The first Hyundai machine to be fitted with a Scania engine will be the HX520, announced at the recent Intermat construction industry trade fair in Paris. The HX520 will be powered by a 13-litre Scania Tier 4f-compliant engine capable of producing 331kW.

Although best known around the world as a manufacturer of heavy trucks and buses, Scania also has a long history in engine manufacture, beginning when company founder Gustav Erickson personally designed the engine for the company’s first motor car.

Today Scania has grown to be one of the world’s largest engine manufacturers, supplying engines not only for construction equipment but also for marine, agricultural and defence applications.

Scania says its industrial engines have been engineered with fuel efficiency and reduced emissions in mind. This is partly achieved through the use of Scania’s EGR (exhaust gas recirculation) system which traps, cools and reuses a portion of the exhaust gas.
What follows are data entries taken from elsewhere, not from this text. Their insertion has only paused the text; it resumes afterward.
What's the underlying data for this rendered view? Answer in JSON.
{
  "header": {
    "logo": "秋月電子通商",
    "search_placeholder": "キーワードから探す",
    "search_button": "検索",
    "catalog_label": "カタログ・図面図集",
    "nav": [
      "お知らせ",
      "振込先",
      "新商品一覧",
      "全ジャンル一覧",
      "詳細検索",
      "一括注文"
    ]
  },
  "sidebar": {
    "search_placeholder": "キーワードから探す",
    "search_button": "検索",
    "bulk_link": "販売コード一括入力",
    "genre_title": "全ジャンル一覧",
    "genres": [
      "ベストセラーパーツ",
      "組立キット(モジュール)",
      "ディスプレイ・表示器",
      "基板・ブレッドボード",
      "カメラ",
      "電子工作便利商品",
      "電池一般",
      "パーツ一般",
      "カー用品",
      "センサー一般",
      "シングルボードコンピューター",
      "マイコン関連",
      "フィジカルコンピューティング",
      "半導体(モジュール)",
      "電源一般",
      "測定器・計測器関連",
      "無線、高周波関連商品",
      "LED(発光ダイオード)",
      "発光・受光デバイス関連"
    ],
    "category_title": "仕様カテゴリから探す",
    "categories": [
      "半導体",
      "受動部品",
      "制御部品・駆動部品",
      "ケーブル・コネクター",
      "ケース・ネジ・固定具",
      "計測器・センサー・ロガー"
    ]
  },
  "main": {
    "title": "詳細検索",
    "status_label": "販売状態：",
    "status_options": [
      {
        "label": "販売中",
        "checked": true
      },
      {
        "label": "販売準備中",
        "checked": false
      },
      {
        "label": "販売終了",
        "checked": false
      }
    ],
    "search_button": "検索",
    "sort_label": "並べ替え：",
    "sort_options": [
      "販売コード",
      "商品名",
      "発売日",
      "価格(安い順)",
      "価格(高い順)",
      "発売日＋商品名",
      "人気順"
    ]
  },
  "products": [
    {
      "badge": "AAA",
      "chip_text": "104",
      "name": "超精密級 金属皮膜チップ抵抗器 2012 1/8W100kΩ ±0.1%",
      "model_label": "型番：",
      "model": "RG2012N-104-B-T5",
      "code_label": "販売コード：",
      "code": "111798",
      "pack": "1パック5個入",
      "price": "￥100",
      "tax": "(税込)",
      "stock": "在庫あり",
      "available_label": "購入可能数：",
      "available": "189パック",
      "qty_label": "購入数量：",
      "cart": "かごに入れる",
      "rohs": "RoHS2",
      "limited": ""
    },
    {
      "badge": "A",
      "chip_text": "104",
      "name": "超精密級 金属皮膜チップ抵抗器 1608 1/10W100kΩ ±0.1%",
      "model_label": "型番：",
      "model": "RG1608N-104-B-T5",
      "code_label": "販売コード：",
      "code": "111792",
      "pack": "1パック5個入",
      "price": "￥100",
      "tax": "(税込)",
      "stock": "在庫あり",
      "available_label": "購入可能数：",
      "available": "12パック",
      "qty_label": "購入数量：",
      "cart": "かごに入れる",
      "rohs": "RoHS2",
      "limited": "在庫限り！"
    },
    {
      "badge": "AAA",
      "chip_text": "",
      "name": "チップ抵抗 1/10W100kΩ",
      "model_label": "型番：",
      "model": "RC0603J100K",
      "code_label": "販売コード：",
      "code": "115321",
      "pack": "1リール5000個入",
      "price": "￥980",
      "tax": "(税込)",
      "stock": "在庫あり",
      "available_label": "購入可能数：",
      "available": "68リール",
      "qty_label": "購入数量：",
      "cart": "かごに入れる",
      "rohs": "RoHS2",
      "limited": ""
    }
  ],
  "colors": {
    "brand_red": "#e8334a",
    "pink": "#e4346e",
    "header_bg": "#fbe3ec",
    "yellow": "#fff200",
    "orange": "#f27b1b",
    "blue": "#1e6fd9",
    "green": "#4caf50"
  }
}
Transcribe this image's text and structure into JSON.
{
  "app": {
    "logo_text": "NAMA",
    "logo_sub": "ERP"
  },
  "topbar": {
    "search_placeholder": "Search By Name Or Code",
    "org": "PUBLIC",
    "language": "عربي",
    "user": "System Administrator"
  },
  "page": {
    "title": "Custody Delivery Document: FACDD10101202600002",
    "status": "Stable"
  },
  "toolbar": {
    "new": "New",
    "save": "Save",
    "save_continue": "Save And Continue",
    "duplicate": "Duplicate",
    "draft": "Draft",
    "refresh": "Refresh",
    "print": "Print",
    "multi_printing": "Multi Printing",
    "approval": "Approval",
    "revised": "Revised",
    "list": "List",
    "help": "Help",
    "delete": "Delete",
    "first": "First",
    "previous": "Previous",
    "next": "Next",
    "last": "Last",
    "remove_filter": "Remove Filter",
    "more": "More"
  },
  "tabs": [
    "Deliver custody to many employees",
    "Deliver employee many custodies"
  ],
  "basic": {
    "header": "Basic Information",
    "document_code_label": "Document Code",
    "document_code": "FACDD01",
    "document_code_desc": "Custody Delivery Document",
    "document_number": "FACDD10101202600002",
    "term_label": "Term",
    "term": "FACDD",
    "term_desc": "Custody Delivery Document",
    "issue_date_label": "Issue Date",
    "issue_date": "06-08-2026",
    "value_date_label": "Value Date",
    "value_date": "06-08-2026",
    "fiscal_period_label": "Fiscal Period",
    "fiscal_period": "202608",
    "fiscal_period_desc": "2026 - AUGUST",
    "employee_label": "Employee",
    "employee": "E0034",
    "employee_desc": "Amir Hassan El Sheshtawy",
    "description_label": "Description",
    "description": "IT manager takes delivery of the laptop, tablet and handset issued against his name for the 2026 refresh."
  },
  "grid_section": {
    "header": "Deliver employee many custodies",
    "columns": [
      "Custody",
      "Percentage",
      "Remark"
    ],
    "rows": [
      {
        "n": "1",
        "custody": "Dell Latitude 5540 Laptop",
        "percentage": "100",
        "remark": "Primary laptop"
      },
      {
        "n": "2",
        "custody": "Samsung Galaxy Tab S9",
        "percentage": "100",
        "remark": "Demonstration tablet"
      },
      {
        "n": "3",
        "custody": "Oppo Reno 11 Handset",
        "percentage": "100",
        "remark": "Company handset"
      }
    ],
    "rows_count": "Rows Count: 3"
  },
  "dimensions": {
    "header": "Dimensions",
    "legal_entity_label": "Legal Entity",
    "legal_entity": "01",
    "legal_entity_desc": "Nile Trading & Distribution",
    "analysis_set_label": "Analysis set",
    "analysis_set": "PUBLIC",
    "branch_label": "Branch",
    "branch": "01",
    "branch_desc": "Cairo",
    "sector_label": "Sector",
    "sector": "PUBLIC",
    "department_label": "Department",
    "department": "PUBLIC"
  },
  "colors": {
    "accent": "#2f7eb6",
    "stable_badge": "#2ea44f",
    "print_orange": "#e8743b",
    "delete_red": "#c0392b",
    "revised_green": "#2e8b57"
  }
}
Exhaust gas that isn’t reused is treated by the engine’s SCR (selective catalytic reduction) system before being expelled. The SCR works by injecting a urea-based additive into the exhaust which causes a chemical reaction that converts the toxic nitrogen oxides in exhaust fumes into harmless water and nitrogen gas.

Fuel efficiency is improved by a Scania-designed common rail fuel injection system. According to Scania, the system makes continuous adjustments to the volume and timing of injections, minimising consumption without restricting torque build-up.

The injection system, along with other automated systems, is controlled electronically by the engine management system, or EMS, which can also provide the operator with engine diagnostics and detailed logs.